Ceausescu’s giant palace building lands 150,000 euro electricity bill (and that’s just for 3 months)

The upkeep of big buildings is expensive, and the giant palace built by former Romanian leader Nicolae Ceausescu is no exception.

Officials have revealed that they received an eye-watering electricity bill of almost 150,000 euros for the building. And that’s just for the cheaper summer months.

Hefty invoice

The hefty invoice covered three months when lawmakers were on recess and came before steep energy price hikes on July 1.

The building, colloquially referred to as „the House of the People”, is the second-largest in the world after the Pentagon. It has an outer perimeter of 3 kilometers, 18 floors and hundreds of rooms. It has 2,800 chandeliers to light the cavernous halls and huge rooms, Digi24.ro reported on Sunday.

In July, a bill dropped on the mat for 717,000 lei_ about 146,000 euros at today’s exchange rate_ officials said.

Electric system

The lights are permanently kept on for lawmakers and all through the building down to the cellar, are controlled by a complex electric system. And that is clearly costly.

George Dumitrică, general secretary of the Chamber of Deputies, said the system was well thought out.

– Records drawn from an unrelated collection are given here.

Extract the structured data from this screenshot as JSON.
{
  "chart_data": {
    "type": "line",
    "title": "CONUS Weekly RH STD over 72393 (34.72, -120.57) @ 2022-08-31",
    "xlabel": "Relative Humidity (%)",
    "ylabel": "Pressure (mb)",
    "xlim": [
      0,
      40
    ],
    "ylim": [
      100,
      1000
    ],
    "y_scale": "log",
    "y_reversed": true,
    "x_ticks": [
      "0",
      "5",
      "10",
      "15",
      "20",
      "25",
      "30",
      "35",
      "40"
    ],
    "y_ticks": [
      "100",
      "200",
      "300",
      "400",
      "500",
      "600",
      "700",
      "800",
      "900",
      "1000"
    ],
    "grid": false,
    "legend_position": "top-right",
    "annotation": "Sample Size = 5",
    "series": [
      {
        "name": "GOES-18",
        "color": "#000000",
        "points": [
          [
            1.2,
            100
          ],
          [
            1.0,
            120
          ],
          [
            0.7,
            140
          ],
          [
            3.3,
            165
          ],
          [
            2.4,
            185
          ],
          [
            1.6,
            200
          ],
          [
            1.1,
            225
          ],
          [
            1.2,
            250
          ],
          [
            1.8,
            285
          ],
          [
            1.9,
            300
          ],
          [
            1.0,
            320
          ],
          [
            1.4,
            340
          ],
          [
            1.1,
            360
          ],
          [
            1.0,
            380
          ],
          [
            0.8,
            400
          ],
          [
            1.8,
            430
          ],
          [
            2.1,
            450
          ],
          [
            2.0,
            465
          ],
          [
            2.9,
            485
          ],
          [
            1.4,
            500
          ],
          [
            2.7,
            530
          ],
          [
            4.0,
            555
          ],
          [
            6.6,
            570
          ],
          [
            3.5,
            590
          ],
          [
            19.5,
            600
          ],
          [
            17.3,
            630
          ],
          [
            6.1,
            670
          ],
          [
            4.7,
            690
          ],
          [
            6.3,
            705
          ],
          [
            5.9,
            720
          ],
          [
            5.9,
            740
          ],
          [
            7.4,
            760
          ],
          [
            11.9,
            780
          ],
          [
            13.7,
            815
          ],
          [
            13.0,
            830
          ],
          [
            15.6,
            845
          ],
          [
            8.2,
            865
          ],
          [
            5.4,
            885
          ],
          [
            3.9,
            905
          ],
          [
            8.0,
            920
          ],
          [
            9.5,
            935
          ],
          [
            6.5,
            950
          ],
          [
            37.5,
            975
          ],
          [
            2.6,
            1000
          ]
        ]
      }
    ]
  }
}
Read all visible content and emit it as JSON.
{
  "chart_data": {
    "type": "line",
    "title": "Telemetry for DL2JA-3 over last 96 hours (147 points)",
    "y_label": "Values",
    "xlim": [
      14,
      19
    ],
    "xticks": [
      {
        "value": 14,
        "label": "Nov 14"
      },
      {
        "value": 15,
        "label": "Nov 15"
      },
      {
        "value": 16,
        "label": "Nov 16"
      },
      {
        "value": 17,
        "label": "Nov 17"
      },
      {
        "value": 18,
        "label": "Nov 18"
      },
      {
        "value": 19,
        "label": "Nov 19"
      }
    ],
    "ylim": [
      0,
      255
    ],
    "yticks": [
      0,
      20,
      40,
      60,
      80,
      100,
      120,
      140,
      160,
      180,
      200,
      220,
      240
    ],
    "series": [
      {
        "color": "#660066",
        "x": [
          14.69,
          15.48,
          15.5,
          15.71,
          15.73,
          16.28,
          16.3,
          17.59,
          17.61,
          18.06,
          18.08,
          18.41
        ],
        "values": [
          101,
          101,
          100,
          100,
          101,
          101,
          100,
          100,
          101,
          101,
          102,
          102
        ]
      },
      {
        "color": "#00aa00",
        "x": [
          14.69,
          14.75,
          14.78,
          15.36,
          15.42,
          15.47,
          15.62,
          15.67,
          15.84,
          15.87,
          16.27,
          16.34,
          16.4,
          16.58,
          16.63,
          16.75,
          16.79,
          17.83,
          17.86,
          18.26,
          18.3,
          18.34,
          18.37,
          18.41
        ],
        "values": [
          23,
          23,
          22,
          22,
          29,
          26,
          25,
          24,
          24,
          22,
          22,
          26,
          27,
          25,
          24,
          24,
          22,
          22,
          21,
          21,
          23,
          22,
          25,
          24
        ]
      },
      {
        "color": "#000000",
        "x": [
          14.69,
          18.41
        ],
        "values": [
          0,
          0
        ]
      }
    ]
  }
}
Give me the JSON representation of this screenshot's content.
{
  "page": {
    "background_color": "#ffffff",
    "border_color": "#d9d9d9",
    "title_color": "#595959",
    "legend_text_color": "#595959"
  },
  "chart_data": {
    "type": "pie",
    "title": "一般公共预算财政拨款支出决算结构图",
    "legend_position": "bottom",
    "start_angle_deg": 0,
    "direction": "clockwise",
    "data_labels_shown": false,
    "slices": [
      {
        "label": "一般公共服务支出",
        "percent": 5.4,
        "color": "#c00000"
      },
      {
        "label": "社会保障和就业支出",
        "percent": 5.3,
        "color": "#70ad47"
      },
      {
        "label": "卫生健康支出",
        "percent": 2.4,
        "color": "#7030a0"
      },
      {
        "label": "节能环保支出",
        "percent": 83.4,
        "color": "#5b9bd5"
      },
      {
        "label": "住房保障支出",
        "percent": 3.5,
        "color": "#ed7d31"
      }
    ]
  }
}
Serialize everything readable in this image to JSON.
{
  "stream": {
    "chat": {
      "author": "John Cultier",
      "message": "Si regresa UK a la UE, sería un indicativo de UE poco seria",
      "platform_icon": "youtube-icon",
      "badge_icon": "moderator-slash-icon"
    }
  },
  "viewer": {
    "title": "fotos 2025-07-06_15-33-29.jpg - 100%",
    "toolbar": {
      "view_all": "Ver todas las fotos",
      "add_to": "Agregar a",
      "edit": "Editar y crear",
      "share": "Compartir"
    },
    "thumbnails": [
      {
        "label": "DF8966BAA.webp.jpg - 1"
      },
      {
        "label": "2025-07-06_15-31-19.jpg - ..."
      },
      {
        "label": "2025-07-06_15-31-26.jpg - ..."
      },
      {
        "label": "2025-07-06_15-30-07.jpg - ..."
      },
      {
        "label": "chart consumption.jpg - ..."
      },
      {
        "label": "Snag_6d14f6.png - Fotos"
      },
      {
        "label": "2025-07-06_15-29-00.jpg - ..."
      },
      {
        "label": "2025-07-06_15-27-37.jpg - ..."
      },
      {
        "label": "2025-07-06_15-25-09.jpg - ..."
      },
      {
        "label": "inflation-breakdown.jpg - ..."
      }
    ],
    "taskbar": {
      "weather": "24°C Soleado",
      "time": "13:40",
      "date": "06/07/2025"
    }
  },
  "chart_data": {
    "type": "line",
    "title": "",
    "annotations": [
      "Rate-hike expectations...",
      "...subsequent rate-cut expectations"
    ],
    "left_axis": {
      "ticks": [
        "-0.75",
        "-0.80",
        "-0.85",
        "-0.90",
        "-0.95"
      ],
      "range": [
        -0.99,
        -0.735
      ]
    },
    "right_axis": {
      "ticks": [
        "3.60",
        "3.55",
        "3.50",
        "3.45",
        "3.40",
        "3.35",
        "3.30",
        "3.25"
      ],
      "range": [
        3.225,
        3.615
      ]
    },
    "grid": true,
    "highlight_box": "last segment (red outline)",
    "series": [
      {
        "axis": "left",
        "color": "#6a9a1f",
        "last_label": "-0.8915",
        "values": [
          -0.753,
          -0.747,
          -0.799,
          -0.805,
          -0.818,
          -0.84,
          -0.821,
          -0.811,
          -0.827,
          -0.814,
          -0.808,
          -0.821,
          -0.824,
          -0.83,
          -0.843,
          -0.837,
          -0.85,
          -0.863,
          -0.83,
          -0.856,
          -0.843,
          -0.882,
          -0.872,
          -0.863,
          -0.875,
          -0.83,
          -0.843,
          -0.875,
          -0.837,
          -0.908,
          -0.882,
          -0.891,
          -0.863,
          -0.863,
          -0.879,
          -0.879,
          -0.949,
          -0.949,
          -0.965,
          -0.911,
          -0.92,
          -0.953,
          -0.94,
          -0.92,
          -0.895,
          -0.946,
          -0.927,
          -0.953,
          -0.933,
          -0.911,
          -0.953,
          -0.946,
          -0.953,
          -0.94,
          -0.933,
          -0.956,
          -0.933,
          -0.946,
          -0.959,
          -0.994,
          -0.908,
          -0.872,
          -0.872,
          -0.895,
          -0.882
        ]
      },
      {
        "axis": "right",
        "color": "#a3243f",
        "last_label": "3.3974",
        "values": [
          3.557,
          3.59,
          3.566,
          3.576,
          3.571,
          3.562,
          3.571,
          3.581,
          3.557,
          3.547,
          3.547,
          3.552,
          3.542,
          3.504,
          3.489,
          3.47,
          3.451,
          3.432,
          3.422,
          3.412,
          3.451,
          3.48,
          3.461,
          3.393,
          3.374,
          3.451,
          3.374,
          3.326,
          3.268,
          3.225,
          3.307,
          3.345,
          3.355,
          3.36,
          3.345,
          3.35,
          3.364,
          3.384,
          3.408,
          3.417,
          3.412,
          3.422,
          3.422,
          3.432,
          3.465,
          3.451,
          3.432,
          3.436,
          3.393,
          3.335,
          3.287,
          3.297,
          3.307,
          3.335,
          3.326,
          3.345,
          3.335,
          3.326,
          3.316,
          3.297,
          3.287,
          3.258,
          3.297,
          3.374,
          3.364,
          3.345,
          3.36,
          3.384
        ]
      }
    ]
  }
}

“If there’s a malfunction, you can control the lights in one particular area,” without affecting the rest of the building.

“The whole system is controlled by a mouse and a keyboard and we can provide electricity even if there’s a power cut.”

Parliament Palace

Parliament Palace as it is now known houses not only the Parliament, but also the Constitutional Court, the Contemporary Art Museum.

It was built by Nicolae Ceausescu after he returned from North Korea in the 1980s. Large swathes of Bucharest were demolished to create space for the building which cost an estimated 4 billion euro to build. Dozens of people died during its construction.

Even though it is a strategic state building, it does not have any price concessions. This year’s bills are 61% higher than last year during the lockdown.

Liberalized energy prices

And the bills are set to rocket further after a new contract was signed with a new provider, which is 58% higher than the previous supplier, officials said.

Romania’s government liberalized energy prices on July 1. Gas prices have risen by an estimated 20% and electricity prices have increased by a whopping 25%.